L’urgence de préserver la connaissance de la culture aborigène
C’est une nouveauté du Fifo 2015. « Inside the doc » propose une rencontre entre le public et les acteurs d’un film. Ce mardi 3 février, c’est notamment le producteur du documentaire australien Big Boss qui a répondu aux questions de Caroline Lafargue, de ABC Australia, puis à celles du public.
Au milieu du village du FIFO, sous le gigantesque arbre de la Maison de la Culture, le seul coin d’ombre de la place, Thomas Zubricky fait face à une petite assemblée, visiblement enchantée de l’écouter parler de son film. L’Australien est le producteur de Big Boss, un documentaire de 26 mn réalisé par Paul Sinclair qui raconte l’histoire d’une cheferesse, Baymarrwangga, âgée de 95 ans, clé de voûte de la connaissance et de la culture de sa communauté aborigène. « C’est vital et primordial de montrer ce type de sujets, explique le producteur avant de poursuivre. Si on ne fait pas ça, la culture et la langue risquent de disparaître. » Car Big Boss, comme elle est surnommée dans son village de l’île de Murrunga au large de l’Australie, est l’une des quatre dernières locutrices de sa langue : le Yan-nhangu. « Il y a un vrai sentiment d’urgence, Baymarrwangga souhaitait apporter à sa communauté une langue codifiée qui était jusqu’à présent un dialecte oral ». Dans le film, la veille dame est aperçue avec un anthropologue et une linguiste qui travaillent ensemble pour consituter un dictionnaire afin de préserver cette langue. « La réussite est extraordinaire. De 20 à 30 mots, le dictionnaire en contient aujourd’hui des milliers », s’enthousiasme Thomas Zubricky qui salue au passage la collaboration entre les aborigènes et l’équipe du film. Une entente possible notamment grâce à la gentillesse de Baymarrwangga qui, faute de pouvoir se déplacer au vu de son âge avancé, a demandé à sa communauté de coopérer.

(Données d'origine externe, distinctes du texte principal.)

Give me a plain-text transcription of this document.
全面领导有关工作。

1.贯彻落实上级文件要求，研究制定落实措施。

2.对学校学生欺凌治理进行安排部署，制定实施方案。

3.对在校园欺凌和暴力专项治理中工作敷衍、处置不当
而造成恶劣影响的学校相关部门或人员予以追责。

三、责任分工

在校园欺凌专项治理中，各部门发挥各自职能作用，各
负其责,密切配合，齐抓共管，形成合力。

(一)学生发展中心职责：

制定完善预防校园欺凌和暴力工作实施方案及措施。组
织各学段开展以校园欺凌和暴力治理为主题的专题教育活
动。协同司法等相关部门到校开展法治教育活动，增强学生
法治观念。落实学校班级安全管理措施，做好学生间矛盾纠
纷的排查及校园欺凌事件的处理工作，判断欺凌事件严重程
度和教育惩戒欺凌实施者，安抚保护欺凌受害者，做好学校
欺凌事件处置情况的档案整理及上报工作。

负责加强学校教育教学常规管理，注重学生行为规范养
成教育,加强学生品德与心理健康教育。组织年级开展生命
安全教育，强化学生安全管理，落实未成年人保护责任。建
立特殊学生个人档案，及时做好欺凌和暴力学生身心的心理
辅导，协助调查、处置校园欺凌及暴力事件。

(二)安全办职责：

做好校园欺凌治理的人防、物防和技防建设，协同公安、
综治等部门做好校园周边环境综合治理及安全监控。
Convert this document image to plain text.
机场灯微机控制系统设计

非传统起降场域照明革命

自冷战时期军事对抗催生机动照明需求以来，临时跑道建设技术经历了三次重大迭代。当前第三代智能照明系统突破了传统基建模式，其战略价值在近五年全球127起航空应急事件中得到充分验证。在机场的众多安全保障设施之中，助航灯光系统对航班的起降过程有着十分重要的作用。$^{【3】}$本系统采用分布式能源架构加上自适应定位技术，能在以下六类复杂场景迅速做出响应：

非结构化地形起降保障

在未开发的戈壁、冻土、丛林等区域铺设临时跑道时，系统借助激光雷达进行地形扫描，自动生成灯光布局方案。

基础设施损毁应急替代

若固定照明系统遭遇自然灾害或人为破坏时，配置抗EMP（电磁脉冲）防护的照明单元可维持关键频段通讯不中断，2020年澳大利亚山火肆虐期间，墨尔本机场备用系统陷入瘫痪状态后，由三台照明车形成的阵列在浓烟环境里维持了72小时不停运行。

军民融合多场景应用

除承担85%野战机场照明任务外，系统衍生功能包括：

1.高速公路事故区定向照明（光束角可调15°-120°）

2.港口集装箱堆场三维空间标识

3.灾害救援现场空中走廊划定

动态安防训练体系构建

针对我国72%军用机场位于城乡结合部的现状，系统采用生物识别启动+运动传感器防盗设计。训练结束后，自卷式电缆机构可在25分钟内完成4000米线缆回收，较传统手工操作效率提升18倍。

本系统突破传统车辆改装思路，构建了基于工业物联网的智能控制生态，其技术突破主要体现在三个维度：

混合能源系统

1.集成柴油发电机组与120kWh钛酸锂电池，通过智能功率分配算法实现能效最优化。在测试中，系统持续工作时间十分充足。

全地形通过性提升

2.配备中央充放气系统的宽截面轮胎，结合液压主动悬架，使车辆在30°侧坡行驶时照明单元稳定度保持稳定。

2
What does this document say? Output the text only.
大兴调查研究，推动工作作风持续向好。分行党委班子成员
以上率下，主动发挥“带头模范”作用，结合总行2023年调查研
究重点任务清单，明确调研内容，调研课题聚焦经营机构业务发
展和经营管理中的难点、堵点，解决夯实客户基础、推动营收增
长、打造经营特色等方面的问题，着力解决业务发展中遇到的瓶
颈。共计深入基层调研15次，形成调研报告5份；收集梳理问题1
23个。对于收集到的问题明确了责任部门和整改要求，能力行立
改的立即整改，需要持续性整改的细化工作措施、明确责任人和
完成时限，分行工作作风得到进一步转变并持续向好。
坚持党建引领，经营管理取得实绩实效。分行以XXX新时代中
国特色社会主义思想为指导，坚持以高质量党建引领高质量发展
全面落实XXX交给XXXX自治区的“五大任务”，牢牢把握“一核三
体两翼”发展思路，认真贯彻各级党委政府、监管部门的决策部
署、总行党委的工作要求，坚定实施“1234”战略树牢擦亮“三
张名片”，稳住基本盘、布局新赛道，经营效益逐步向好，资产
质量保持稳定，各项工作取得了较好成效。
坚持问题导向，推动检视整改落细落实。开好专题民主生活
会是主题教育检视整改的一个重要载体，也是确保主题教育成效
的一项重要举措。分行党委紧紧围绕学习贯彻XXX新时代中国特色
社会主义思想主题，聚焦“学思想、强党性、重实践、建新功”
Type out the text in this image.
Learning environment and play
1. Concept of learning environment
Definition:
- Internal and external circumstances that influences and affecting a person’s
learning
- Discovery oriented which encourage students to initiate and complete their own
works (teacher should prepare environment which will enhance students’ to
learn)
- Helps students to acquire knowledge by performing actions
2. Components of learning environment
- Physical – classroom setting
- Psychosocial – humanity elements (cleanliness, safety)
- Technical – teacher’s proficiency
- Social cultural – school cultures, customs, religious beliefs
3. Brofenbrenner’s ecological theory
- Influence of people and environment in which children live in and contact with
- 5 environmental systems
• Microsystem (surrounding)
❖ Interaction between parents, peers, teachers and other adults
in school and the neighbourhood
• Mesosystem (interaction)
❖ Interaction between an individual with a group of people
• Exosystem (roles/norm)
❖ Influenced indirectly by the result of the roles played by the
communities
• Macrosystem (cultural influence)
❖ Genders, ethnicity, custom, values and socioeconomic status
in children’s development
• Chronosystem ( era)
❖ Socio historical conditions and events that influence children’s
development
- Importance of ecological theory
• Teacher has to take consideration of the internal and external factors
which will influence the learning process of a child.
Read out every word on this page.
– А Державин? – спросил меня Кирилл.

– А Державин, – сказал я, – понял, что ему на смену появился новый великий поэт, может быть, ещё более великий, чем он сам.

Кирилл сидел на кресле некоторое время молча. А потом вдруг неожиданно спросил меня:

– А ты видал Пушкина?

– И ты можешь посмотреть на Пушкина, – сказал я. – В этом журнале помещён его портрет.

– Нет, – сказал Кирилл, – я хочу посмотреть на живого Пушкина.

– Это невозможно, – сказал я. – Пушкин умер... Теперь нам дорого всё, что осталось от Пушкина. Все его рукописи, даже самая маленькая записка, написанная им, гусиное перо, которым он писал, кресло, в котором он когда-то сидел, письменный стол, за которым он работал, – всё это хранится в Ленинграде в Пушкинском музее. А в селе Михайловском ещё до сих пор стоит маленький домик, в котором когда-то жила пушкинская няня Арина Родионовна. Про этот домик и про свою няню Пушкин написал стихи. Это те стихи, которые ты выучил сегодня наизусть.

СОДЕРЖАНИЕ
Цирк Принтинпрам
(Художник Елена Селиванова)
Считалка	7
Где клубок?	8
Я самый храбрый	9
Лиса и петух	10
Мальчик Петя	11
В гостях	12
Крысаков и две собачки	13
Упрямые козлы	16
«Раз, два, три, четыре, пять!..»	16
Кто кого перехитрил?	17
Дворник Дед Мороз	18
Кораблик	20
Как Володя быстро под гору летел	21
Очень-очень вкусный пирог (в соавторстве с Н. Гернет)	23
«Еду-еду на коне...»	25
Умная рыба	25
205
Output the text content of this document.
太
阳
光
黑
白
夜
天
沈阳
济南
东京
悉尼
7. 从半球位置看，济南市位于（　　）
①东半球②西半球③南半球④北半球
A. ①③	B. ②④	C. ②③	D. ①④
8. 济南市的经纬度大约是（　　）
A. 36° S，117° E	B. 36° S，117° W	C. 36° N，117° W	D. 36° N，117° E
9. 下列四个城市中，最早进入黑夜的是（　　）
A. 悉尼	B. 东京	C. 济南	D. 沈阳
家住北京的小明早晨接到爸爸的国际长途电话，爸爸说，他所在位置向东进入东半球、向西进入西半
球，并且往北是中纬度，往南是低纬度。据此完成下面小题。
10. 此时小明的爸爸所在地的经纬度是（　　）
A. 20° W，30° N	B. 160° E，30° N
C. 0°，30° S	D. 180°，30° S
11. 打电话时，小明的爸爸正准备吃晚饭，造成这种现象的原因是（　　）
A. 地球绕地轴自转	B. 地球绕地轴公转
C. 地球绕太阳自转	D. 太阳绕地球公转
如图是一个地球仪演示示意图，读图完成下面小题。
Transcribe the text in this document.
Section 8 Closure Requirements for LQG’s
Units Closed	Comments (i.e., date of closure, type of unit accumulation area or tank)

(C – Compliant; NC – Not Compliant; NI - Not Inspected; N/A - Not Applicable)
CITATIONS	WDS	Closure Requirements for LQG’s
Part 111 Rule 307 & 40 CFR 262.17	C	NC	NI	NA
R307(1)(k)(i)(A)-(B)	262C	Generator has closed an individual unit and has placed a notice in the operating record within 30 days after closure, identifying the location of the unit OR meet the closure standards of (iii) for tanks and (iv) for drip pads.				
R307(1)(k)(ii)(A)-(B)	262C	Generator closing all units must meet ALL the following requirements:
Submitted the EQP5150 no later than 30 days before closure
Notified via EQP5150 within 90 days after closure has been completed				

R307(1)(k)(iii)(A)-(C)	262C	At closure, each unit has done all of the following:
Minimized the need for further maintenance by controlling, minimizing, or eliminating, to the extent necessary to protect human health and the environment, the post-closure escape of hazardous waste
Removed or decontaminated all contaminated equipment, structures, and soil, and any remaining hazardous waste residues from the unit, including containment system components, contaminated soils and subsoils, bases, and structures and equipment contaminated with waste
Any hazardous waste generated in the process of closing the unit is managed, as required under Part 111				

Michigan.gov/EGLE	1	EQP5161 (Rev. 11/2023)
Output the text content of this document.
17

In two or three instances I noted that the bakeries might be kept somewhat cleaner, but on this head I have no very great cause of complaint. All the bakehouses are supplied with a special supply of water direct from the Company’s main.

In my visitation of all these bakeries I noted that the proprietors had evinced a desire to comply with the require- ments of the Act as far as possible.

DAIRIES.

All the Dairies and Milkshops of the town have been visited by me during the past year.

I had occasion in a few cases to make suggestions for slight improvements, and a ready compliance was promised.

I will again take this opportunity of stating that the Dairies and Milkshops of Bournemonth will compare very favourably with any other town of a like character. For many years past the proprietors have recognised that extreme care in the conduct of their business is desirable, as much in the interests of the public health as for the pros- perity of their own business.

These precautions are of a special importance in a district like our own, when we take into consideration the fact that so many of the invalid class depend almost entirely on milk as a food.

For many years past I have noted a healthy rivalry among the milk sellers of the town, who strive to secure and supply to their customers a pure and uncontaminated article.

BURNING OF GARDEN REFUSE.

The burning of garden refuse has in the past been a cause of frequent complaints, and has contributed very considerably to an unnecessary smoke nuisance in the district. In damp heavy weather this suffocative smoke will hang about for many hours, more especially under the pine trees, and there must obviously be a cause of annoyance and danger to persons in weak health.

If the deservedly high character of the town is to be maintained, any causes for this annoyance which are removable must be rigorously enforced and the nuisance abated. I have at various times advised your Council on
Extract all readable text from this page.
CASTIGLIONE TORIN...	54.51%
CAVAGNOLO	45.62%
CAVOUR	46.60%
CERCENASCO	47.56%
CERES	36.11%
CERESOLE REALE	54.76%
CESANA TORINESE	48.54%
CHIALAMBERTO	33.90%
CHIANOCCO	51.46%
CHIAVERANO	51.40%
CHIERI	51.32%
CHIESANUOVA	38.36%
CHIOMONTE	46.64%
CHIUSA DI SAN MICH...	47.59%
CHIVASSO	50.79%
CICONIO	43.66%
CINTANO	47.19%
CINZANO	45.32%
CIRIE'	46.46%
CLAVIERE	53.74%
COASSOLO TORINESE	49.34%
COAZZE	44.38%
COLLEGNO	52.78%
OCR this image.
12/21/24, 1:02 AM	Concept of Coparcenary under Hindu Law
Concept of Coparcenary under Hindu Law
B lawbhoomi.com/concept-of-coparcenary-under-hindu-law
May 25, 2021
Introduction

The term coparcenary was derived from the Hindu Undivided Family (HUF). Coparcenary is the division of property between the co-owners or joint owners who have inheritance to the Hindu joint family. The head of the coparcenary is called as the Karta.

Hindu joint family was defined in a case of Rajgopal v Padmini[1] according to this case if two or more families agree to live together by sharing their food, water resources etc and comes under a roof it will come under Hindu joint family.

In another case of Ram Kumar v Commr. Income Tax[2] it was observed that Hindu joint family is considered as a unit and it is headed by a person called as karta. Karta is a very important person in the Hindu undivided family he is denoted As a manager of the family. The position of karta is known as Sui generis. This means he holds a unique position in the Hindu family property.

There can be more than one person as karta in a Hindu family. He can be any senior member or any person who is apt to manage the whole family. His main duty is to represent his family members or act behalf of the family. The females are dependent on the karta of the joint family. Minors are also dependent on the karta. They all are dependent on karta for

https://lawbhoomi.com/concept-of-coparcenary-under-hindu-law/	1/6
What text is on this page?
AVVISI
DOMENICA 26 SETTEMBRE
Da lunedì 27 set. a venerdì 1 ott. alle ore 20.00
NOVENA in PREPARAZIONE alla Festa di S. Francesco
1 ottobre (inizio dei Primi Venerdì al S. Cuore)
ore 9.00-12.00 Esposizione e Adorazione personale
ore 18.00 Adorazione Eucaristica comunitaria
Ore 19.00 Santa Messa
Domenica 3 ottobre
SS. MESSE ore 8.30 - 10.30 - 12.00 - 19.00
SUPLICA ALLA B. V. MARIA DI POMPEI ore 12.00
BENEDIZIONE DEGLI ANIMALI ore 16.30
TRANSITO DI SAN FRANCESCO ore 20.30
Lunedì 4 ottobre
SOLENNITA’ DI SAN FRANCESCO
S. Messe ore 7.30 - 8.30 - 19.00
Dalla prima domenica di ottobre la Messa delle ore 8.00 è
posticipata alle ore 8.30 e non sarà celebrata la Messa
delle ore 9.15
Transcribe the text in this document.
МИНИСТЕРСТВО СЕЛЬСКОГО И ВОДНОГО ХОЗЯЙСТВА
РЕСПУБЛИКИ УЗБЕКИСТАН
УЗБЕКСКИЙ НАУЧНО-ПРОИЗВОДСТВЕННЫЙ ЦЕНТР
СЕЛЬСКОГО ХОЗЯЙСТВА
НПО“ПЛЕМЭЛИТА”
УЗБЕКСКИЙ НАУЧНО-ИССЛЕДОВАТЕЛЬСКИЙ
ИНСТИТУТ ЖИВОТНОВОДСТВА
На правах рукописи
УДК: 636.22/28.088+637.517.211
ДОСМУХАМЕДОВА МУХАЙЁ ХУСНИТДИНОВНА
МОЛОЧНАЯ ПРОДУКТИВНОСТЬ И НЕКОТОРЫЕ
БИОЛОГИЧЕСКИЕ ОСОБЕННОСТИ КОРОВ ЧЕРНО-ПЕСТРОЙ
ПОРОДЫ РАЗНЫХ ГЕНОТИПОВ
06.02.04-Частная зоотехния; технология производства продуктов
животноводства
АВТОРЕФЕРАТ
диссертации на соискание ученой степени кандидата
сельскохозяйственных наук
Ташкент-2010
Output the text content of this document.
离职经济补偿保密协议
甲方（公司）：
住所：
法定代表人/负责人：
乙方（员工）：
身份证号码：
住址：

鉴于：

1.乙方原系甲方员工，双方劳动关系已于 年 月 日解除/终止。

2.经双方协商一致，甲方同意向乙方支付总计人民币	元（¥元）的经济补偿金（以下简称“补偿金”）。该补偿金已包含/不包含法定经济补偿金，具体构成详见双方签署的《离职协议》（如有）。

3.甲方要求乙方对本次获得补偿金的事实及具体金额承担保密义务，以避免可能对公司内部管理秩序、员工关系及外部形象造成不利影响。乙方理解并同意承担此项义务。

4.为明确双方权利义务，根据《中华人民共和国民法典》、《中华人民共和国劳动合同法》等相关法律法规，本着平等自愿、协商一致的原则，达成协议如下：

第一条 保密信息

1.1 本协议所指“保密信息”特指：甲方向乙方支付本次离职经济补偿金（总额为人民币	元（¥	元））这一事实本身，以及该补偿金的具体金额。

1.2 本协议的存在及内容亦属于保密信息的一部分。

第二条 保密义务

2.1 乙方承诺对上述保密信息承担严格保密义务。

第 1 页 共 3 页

Des réalisateurs aborigènes désireux de raconter leur histoire
C’est d’ailleurs un jeune indigène, originaire de cette île, qui a ramené l’histoire au producteur. « Aujourd’hui, il y a de jeunes réalisateurs aborigènes qui émergent, et c’est important », souligne Thomas Zubricky qui, ayant compris l’importance de ce film, a fourni au réalisateur une équipe de professionnels pour le tournage et le montage. «Beaucoup sont en difficulté aujourd’hui, il faut les aider car notre histoire a été trop souvent réecrite par les réalisateurs non indigènes. Et il y a beaucoup d’abus », s’insurge l’héroïne de Black Panther Woman qui, venue assister à ce « Inside the doc », dénonce à juste titre l’exploitation des non-indigènes sur l’histoire des aborigènes. « Etes-vous conscients que beaucoup d’entre eux se méfient aujourd’hui des films réalisés sur leur vie ? », interroge t-elle, le ton grave. « Oui ! », lâche le producteur qui rappelle que le documentaire a été montré à Baymarrwangga et sa communauté avant d’être finalisé. « Il était important d’avoir leur avis et savoir si il ne manquait pas des choses essentielles ». Finalement peu de changements ont été réalisés, le film a même rencontré un vif succès auprès de Big Boss qui a apprécié cette couverture sur un des aspects essentiels de sa culture. « Je crois qu’ils ont compris l’importance de cet enregistrement visuel, il va laisser une trace dans cette communauté ».
Un documentaire éducatif
Ce n’est d’ailleurs pas un hasard si ce documentaire a attiré l’attention du milieu éducatif australien. Diffusé au pays des Kangourous et vu par plus de 100.000 personnes, Big Boss sert d’outil éducatif. « Beaucoup d’écoles ont acheté les droits pour le diffuser, il y a un vrai intérêt pour ce film. On a d’ailleurs fait en sorte de proposer un format court pour un public plus jeune ». L’intérêt est double, il se porte à la fois sur la langue et la transmission du savoir mais aussi sur la place de la femme au sein des communautés aborigènes. « Les femmes ont une place bien définie dans la société indigène, tout comme les hommes. Et chacun doit tenir son rôle », confie Thomas Zubricky. Big Boss tient le sien à merveille.